September 30, 2021
As the new academic year gets underway, you may be among the 1L students who are quickly adapting to the long reading assignments and the late nights of case work. You may also be adjusting to your first legal writing course, where you’re expected to learn to research and write like a lawyer all in one semester. It’s daunting.
If you’re freaking out even a little, don’t worry, 1L, you’re not alone.
Drum roll, please! Introducing your guide to acing your first-year legal writing course! (And for those of you who snoozed through your first-year legal writing course, here’s a brief refresher.)
Take this seriously
Legal research, writing, and analysis usually consists of conducting a lot of research on a legal issue, writing a brief or a memo, and arguing your case to “judges,” who are usually your course professors. Some lawyers consider it to be one of the most important classes law students take in their entire law school experience because it teaches a glimpse of practical experience rather than textbook knowledge.

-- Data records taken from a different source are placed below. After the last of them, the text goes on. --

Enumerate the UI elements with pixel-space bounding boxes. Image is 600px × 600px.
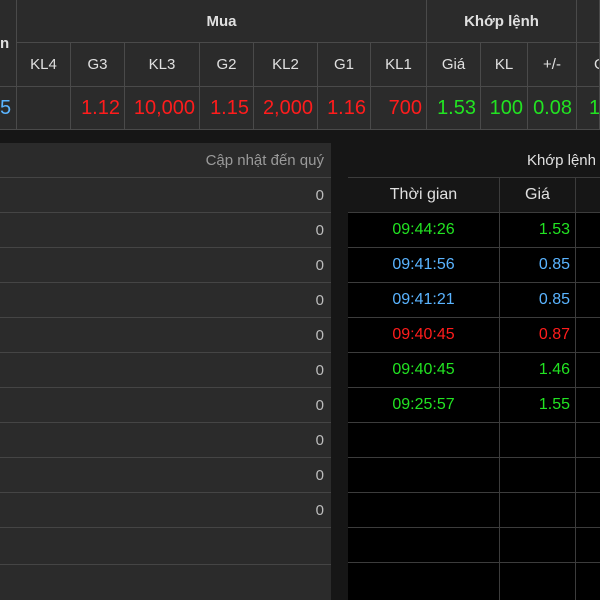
trade-time: 09:40:45 xyxy=(348,353,500,388)
value-row: 0 xyxy=(0,423,331,458)
value-row: 0 xyxy=(0,353,331,388)
empty-cell xyxy=(500,458,576,493)
trade-time: 09:44:26 xyxy=(348,213,500,248)
column-header-kl2[interactable]: KL2 xyxy=(254,43,318,87)
empty-cell xyxy=(500,493,576,528)
cell-kl4 xyxy=(17,87,71,130)
matched-orders-panel: Khớp lệnh Thời gian Giá 09:44:26 1.53 09… xyxy=(348,143,600,600)
group-header-buy: Mua xyxy=(17,0,427,43)
column-header-g3[interactable]: G3 xyxy=(71,43,125,87)
empty-cell xyxy=(576,563,600,600)
trade-extra-cell xyxy=(576,388,600,423)
trade-price: 1.53 xyxy=(500,213,576,248)
panel-header: Cập nhật đến quý xyxy=(0,143,331,178)
empty-cell xyxy=(500,528,576,563)
empty-cell xyxy=(348,563,500,600)
trade-price: 0.87 xyxy=(500,318,576,353)
group-header-right-fragment xyxy=(577,0,600,43)
trade-time: 09:25:57 xyxy=(348,388,500,423)
empty-row xyxy=(0,528,331,565)
trade-time: 09:41:21 xyxy=(348,283,500,318)
column-header-g1[interactable]: G1 xyxy=(318,43,371,87)
value-row: 0 xyxy=(0,318,331,353)
trade-time: 09:40:45 xyxy=(348,318,500,353)
cell-g1: 1.16 xyxy=(318,87,371,130)
group-header-left-fragment: n xyxy=(0,0,17,87)
column-header-right-fragment[interactable]: G xyxy=(577,43,600,87)
value-row: 0 xyxy=(0,458,331,493)
price-board: n Mua Khớp lệnh KL4 G3 KL3 G2 KL2 G1 KL1… xyxy=(0,0,600,130)
value-row: 0 xyxy=(0,213,331,248)
value-row: 0 xyxy=(0,248,331,283)
empty-cell xyxy=(500,563,576,600)
trade-price: 0.85 xyxy=(500,248,576,283)
cell-match-volume: 100 xyxy=(481,87,528,130)
column-header-extra xyxy=(576,178,600,213)
column-header-price[interactable]: Giá xyxy=(500,178,576,213)
trade-extra-cell xyxy=(576,283,600,318)
column-header-g2[interactable]: G2 xyxy=(200,43,254,87)
cell-kl1: 700 xyxy=(371,87,427,130)
empty-cell xyxy=(348,493,500,528)
empty-cell xyxy=(500,423,576,458)
value-row: 0 xyxy=(0,388,331,423)
trade-price: 1.46 xyxy=(500,353,576,388)
cell-g3: 1.12 xyxy=(71,87,125,130)
trade-price: 0.85 xyxy=(500,283,576,318)
cell-match-change: 0.08 xyxy=(528,87,577,130)
trade-extra-cell xyxy=(576,318,600,353)
column-header-match-volume[interactable]: KL xyxy=(481,43,528,87)
column-header-kl4[interactable]: KL4 xyxy=(17,43,71,87)
column-header-match-price[interactable]: Giá xyxy=(427,43,481,87)
matched-orders-title: Khớp lệnh xyxy=(348,143,600,178)
group-header-match: Khớp lệnh xyxy=(427,0,577,43)
value-row: 0 xyxy=(0,493,331,528)
trade-price: 1.55 xyxy=(500,388,576,423)
empty-cell xyxy=(576,423,600,458)
trade-extra-cell xyxy=(576,248,600,283)
row-left-fragment: 5 xyxy=(0,87,17,130)
cell-g2: 1.15 xyxy=(200,87,254,130)
cell-kl2: 2,000 xyxy=(254,87,318,130)
column-header-time[interactable]: Thời gian xyxy=(348,178,500,213)
column-header-match-change[interactable]: +/- xyxy=(528,43,577,87)
empty-cell xyxy=(348,458,500,493)
trade-time: 09:41:56 xyxy=(348,248,500,283)
column-header-kl3[interactable]: KL3 xyxy=(125,43,200,87)
financial-panel: Cập nhật đến quý 0 0 0 0 0 0 0 0 0 0 xyxy=(0,143,331,600)
empty-cell xyxy=(576,458,600,493)
empty-cell xyxy=(576,493,600,528)
empty-cell xyxy=(348,423,500,458)
column-header-kl1[interactable]: KL1 xyxy=(371,43,427,87)
cell-kl3: 10,000 xyxy=(125,87,200,130)
trade-extra-cell xyxy=(576,213,600,248)
empty-cell xyxy=(576,528,600,563)
trade-extra-cell xyxy=(576,353,600,388)
value-row: 0 xyxy=(0,283,331,318)
value-row: 0 xyxy=(0,178,331,213)
cell-match-price: 1.53 xyxy=(427,87,481,130)
empty-cell xyxy=(348,528,500,563)
cell-right-fragment: 1. xyxy=(577,87,600,130)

If the people hiring new lawyers think it’s important, you need to take it seriously.
“I write every day in my practice,” said Dylan O. Drummond, counsel at Gray Reed in Dallas. “As an appellate lawyer, 90 percent of my job description is legal writing.”

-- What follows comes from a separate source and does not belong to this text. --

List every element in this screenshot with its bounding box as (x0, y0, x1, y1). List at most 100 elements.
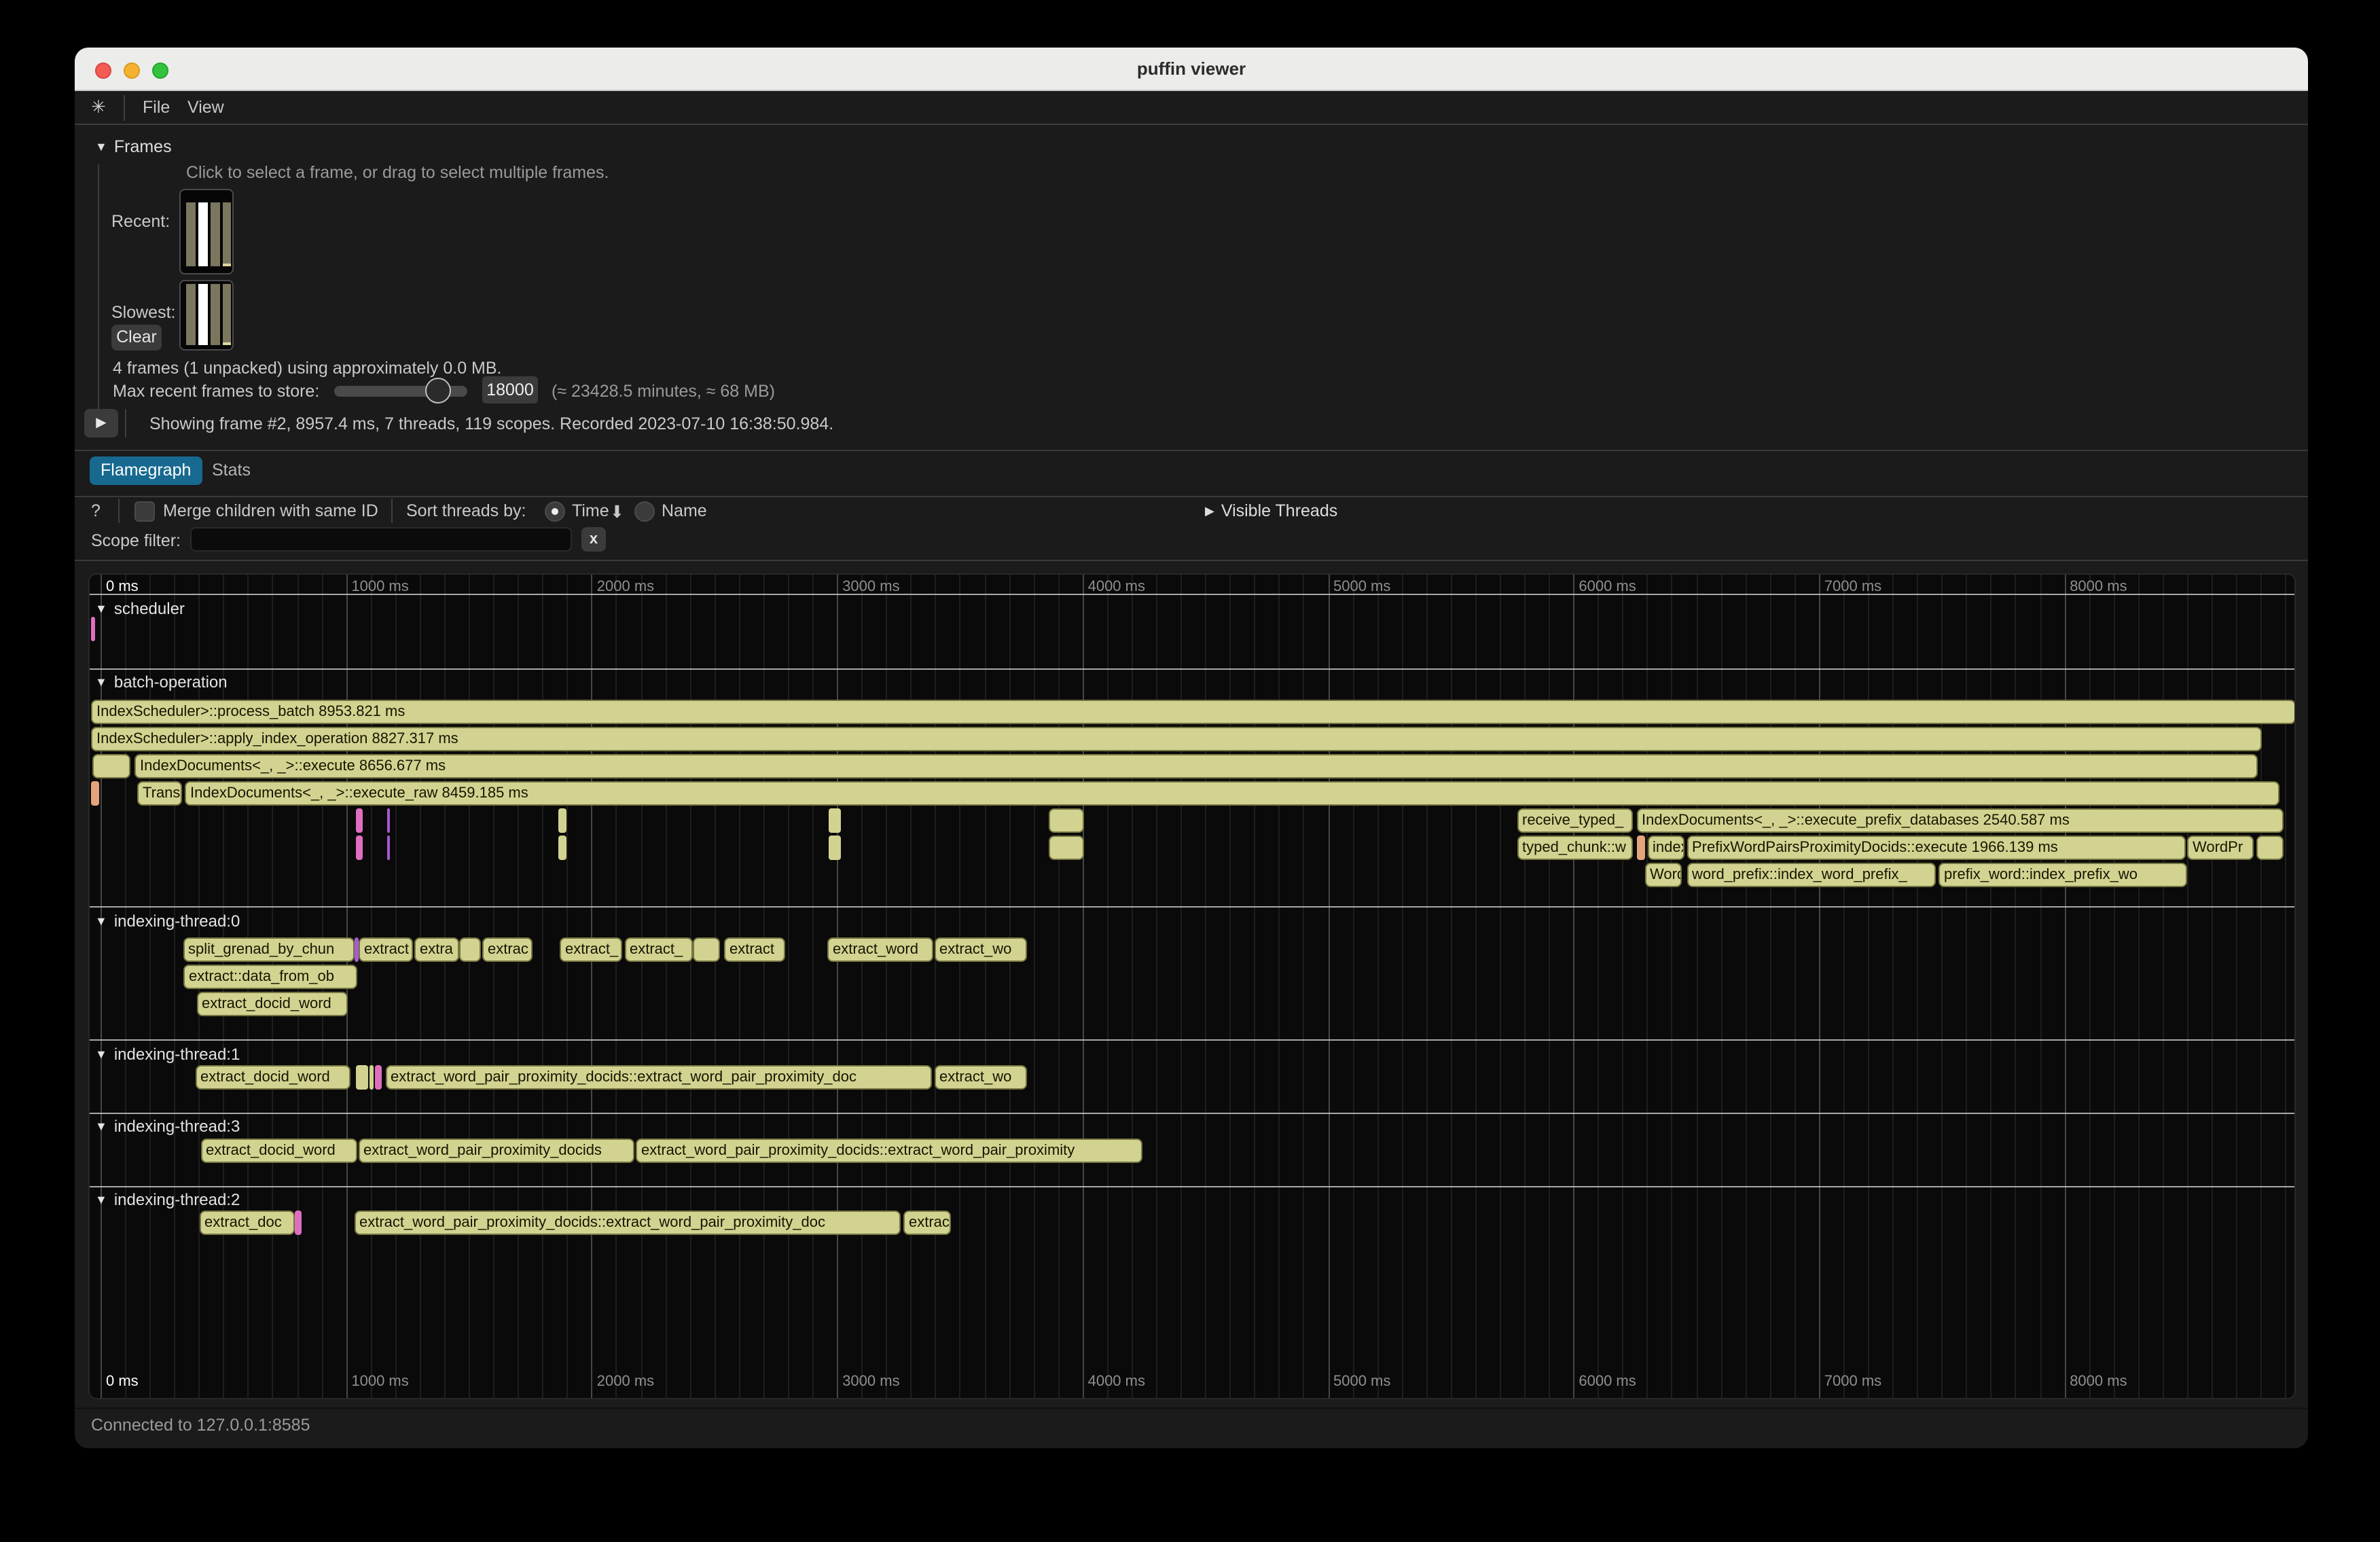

This isn’t true only for appellate lawyers. All lawyers do some form of
legal writing 90 percent of the time.
“Most times I’m preparing a brief to an appellate court,” explained Drummond. “Other times, my legal writing may be consumed by dispositive trial court briefings or even correspondence to courts or opposing counsel. Learning to be precise, clear, credible, and easy to read in my legal writing is crucial, no matter who the audience may be.”